Niavasha agachó la cabeza para ocultar el brillo de sus ojos y negó en silencio.

—Yo creo que estas personas sufrían de alguna anomalía en la sangre, de una cualidad típica de la selva, tal vez. Otra posibilidad radica en la comida vieja o mordida por ratas que, en combinación con la fiebre, ha causado una deformación de la enfermedad —se atrevió a decir Tamini—. Pero el doctor Javier Muñiz discrepa —señaló a otro invitado—. Su teoría dice que algún criminal aprovechó la enfermedad como forma de esconder el modo en el que realmente quitó la vida a las víctimas. Yo sostengo que esta pareja de inmigrantes era pobre y que no tenía objeto alguno que tentara a un asesino, por lo que es imposible que se trate de un crimen premeditado. Pero Muñiz insiste en que las víctimas de seguro guardaban algún objeto de valor con recelo y que, sin pensarlo, lo mencionaron en un bar o en el barco que los trajo hasta aquí.

—Debo insistir, doctor Tamini, en que no me agrada cuando pone mis palabras en su boca. Preferiría decirlas yo mismo —se quejó un hombre que descansaba sobre una silla, cerca de la ventana lateral. Estaba de espaldas a Niavasha.

El vampiro asumió que se trataba de Francisco Javier Muñiz. Este profesional vestía con su uniforme militar plagado de condecoraciones y hablaba con firmeza; la determinación brotaba por sus poros.

—Creo yo, señores, que nuestro criminal ha viajado en el mismo barco que sus víctimas.
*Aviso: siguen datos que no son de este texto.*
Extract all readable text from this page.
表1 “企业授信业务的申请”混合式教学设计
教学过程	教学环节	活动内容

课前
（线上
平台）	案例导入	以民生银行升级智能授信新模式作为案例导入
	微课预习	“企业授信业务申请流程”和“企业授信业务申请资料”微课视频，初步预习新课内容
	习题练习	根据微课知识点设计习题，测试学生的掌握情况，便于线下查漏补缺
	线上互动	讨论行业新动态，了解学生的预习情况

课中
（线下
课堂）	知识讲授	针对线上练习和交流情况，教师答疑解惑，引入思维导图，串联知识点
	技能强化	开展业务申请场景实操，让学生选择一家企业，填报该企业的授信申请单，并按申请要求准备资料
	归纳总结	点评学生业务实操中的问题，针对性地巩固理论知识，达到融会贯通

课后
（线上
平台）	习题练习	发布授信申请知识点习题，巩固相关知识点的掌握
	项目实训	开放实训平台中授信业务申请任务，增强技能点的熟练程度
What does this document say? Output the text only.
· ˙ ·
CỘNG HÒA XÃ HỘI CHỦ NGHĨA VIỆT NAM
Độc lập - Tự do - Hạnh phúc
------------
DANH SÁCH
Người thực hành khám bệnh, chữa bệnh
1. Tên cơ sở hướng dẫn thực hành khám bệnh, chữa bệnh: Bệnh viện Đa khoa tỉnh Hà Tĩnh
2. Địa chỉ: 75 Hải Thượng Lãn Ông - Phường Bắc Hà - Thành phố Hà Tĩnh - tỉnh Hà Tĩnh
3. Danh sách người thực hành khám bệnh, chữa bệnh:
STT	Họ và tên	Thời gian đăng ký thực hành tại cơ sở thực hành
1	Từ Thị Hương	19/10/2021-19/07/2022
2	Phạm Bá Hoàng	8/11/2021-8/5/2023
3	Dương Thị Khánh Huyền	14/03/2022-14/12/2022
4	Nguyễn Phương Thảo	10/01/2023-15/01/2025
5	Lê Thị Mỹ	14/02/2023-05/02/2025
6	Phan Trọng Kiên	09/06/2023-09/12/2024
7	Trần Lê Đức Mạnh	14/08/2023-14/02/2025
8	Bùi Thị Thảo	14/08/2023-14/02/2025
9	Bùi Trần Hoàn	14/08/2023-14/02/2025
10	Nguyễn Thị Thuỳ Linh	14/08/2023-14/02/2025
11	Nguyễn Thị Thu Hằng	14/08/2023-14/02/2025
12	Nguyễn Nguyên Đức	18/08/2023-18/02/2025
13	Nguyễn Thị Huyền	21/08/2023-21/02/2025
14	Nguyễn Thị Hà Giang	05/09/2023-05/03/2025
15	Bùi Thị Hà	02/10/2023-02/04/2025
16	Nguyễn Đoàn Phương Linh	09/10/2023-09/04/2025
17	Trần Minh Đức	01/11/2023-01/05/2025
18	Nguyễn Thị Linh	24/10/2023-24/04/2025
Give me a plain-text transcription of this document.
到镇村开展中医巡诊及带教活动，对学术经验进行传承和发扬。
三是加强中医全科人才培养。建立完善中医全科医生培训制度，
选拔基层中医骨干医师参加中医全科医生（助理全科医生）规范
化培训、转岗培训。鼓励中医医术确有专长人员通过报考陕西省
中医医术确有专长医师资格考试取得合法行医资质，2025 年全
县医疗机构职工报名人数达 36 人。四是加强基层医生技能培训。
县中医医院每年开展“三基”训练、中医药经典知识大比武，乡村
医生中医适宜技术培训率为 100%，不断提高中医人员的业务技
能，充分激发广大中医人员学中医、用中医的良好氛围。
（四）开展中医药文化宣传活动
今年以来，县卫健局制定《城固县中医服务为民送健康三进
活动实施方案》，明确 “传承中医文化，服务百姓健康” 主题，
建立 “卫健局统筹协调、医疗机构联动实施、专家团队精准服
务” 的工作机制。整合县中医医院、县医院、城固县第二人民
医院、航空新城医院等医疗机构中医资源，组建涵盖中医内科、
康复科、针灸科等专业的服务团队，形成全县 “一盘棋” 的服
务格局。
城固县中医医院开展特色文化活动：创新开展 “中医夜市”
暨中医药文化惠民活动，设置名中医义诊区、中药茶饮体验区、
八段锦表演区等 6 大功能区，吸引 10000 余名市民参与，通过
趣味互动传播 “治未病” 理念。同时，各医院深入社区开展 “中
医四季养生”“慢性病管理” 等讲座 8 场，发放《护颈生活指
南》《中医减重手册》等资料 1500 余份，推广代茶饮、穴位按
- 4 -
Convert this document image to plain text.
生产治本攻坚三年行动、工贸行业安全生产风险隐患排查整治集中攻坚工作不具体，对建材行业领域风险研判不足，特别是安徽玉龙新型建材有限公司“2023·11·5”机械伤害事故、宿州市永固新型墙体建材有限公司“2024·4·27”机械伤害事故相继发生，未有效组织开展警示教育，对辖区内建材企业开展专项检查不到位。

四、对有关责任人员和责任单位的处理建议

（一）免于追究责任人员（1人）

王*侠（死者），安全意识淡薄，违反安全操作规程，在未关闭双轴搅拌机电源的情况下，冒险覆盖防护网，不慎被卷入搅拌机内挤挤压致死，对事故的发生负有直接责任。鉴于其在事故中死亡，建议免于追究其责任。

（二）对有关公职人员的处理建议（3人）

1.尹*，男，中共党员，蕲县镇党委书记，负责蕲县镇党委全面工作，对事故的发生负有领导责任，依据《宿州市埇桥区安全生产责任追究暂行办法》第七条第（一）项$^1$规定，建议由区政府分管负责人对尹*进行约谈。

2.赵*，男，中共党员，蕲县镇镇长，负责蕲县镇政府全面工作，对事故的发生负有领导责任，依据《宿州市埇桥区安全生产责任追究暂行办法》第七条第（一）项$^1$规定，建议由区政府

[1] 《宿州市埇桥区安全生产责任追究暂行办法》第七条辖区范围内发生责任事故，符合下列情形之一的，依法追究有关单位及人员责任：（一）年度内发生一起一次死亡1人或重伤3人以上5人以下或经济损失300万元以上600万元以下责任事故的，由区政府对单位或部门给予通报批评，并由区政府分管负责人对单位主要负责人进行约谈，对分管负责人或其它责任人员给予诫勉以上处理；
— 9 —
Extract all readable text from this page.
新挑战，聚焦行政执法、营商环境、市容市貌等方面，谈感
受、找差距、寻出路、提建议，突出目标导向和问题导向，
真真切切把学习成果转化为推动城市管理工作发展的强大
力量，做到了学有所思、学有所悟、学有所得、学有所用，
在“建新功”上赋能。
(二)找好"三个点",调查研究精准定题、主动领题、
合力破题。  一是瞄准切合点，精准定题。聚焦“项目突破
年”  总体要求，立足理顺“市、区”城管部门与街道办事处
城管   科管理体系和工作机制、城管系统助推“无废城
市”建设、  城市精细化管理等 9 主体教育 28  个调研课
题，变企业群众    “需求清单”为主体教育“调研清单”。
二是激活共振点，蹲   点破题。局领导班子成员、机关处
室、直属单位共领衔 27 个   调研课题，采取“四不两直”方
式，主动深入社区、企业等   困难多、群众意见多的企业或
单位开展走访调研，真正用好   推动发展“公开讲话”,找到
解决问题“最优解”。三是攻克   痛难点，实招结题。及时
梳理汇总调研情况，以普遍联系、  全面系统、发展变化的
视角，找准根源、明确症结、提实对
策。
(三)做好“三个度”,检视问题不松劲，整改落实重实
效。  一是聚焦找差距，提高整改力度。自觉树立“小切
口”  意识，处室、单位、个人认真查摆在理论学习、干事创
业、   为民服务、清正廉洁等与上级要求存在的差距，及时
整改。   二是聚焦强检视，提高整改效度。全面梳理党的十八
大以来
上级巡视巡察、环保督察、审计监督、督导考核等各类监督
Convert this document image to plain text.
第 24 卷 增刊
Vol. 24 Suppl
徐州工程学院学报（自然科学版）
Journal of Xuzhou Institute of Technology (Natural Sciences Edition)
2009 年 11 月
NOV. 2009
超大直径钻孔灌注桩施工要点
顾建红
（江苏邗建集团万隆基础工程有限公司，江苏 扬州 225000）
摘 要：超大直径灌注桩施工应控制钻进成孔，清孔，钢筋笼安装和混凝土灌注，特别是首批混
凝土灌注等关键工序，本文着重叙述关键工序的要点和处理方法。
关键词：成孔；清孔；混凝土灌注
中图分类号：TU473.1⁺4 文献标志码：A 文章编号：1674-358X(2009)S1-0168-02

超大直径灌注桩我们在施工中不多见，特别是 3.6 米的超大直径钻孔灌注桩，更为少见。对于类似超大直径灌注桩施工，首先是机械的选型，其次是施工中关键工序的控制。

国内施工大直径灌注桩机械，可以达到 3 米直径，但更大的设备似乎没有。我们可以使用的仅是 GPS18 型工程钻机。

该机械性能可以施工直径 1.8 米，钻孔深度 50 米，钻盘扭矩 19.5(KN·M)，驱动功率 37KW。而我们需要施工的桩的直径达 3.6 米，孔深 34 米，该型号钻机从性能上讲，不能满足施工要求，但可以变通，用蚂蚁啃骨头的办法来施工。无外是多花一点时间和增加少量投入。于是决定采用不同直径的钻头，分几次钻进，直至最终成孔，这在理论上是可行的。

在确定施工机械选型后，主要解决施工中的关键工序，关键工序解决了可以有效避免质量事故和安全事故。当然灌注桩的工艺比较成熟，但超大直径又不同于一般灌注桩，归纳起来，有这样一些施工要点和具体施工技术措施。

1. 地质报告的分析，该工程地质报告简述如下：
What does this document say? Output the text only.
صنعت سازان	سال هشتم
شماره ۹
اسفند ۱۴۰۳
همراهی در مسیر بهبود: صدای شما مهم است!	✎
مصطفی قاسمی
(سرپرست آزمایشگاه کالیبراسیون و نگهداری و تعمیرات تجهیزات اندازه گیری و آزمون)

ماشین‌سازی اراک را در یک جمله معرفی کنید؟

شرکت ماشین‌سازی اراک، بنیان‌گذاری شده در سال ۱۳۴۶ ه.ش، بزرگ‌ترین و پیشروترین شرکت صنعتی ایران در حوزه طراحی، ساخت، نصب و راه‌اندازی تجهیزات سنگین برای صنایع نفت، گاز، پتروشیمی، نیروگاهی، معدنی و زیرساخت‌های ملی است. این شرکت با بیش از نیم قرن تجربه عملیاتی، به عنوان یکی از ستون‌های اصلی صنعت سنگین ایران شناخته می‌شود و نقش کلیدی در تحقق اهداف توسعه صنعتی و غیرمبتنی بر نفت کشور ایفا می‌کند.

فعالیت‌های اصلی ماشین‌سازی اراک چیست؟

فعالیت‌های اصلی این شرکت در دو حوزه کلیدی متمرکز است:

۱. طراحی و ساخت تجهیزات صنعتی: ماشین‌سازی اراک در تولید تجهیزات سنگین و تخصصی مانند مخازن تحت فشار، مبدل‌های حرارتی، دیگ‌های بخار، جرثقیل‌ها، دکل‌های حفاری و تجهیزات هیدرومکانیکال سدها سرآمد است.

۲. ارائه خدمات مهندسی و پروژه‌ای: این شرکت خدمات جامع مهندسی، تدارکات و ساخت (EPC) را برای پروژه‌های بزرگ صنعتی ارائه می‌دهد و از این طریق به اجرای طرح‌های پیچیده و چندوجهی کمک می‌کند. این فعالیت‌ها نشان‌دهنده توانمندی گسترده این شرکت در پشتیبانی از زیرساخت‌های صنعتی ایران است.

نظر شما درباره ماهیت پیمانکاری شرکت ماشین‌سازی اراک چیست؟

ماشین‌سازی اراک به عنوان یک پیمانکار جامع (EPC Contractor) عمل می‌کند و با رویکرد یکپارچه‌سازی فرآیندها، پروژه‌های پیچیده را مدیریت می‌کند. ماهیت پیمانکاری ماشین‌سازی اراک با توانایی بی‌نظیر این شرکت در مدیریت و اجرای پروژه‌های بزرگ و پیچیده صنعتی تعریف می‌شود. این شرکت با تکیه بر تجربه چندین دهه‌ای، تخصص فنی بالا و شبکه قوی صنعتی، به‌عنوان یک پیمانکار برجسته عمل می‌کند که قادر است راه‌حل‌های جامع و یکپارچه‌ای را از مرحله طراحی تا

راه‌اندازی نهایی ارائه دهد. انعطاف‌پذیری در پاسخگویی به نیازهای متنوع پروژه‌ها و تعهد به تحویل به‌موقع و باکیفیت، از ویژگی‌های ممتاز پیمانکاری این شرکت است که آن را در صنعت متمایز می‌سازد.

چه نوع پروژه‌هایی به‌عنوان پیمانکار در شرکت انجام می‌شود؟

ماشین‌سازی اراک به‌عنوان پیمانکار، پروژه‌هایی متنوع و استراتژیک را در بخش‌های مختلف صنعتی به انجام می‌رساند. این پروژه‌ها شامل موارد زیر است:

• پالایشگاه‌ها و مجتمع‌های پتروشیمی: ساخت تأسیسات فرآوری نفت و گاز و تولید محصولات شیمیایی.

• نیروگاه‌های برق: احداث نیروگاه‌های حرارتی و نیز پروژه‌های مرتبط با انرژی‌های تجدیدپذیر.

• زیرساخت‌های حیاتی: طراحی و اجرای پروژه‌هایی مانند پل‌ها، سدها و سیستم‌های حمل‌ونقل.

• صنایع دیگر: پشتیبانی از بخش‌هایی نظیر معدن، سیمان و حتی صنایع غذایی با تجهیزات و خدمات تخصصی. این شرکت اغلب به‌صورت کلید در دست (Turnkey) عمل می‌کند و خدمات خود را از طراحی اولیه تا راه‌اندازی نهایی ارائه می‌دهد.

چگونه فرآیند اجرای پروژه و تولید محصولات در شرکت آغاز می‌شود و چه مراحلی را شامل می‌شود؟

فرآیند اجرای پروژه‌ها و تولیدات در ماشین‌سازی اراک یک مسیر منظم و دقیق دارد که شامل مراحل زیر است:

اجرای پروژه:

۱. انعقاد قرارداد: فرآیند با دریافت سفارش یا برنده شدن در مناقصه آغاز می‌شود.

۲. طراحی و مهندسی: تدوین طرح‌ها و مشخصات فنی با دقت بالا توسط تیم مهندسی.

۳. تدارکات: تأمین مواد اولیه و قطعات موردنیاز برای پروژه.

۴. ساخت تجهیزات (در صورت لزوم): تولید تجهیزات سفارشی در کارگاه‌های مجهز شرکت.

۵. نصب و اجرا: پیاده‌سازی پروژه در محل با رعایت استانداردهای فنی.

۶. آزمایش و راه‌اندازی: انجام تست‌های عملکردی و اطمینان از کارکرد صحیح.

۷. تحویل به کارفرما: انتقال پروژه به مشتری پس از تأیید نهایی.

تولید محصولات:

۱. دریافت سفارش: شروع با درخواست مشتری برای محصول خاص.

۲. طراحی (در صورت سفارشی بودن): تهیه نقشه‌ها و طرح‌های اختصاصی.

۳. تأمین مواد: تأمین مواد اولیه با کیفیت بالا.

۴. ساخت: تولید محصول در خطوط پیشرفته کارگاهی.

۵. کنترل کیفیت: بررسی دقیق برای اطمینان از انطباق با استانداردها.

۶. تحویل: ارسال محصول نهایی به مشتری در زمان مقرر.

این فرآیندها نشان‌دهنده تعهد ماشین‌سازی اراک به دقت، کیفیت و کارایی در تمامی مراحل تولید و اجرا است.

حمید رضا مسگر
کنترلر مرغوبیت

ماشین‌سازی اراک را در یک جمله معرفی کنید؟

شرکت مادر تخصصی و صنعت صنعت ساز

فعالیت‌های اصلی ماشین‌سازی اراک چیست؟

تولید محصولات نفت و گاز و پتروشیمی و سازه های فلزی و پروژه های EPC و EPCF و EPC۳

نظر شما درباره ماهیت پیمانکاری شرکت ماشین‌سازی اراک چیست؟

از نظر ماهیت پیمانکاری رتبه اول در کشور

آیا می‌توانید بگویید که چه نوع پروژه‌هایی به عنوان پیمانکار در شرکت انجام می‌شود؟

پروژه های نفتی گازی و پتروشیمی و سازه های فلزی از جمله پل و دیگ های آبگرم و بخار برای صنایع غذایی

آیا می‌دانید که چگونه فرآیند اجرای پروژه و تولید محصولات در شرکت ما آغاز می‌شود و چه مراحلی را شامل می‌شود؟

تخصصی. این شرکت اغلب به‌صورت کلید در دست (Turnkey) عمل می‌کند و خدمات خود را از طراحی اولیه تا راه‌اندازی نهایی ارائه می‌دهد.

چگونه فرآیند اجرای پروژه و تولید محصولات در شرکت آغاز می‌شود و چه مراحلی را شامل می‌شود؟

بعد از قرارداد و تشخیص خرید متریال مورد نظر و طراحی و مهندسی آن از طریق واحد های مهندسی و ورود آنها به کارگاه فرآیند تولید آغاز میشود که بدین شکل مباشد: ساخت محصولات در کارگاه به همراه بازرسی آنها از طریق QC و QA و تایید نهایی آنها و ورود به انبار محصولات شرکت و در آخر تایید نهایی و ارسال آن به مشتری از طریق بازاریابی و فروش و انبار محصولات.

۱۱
Allí, ha oído alguna conversación privada sobre una joya familiar o sobre dinero que la pareja tenía ahorrado. Es normal que los inmigrantes traigan algo valioso para invertir en su nueva vida —explicó—. También supongo que este asesino los ha seguido y espiado por algunas semanas hasta asegurarse de que su plan funcionaría. Sin embargo, cuando notó que la pareja no salía de la habitación, ha creído que sospechaban de él y, en un acto apresurado, ingresó. Comprendió que sus víctimas estaban enfermas, pero no sabía cuándo les llegaría el final, así que les dio algún veneno o medicamento en demasía mientras tomaba el objeto de valor en cuestión. Luego, se marchó sabiendo que nadie podría delatarlo. De hecho, es posible que el pobre desgraciado se haya contagiado.

—¡Ah, los dilemas de los pobres! Son siempre muy interesantes —bromeó Larrosa sin desprecio, aunque con sorna; a él nunca le había faltado techo o comida—. Le encuentro dos puntos débiles a su teoría, sin embargo, doctor Muñiz. Si yo tuviese un solo objeto de valor en mi hogar, lo guardaría con recelo en un sitio fuera de la vista. Y la habitación estaba, de hecho, ordenada. No había signos de búsqueda alguna. Además, ¿qué clase de veneno secaría la sangre en sus venas? Insisto, se trata de una variante de la fiebre que ha sido transportada desde el imperio de Brasil. —Hizo una pausa y se giró hacia el recién llegado—. ¿Usted qué cree? ¿A quién daría la razón, doctor Rivera?

Niavasha era el asesino. Esa pareja fue su primer ataque; la sed lo había llevado a beber más de la cuenta por error.

El vampiro se llevó una mano a la barbilla en un gesto pensativo. Por fortuna, no necesitó dar una explicación porque una empleada anunció que era hora de la cena. La interrupción puso fin al debate.

«Deberé tener un ojo puesto en el militar», pensó ante la sagacidad de Muñiz.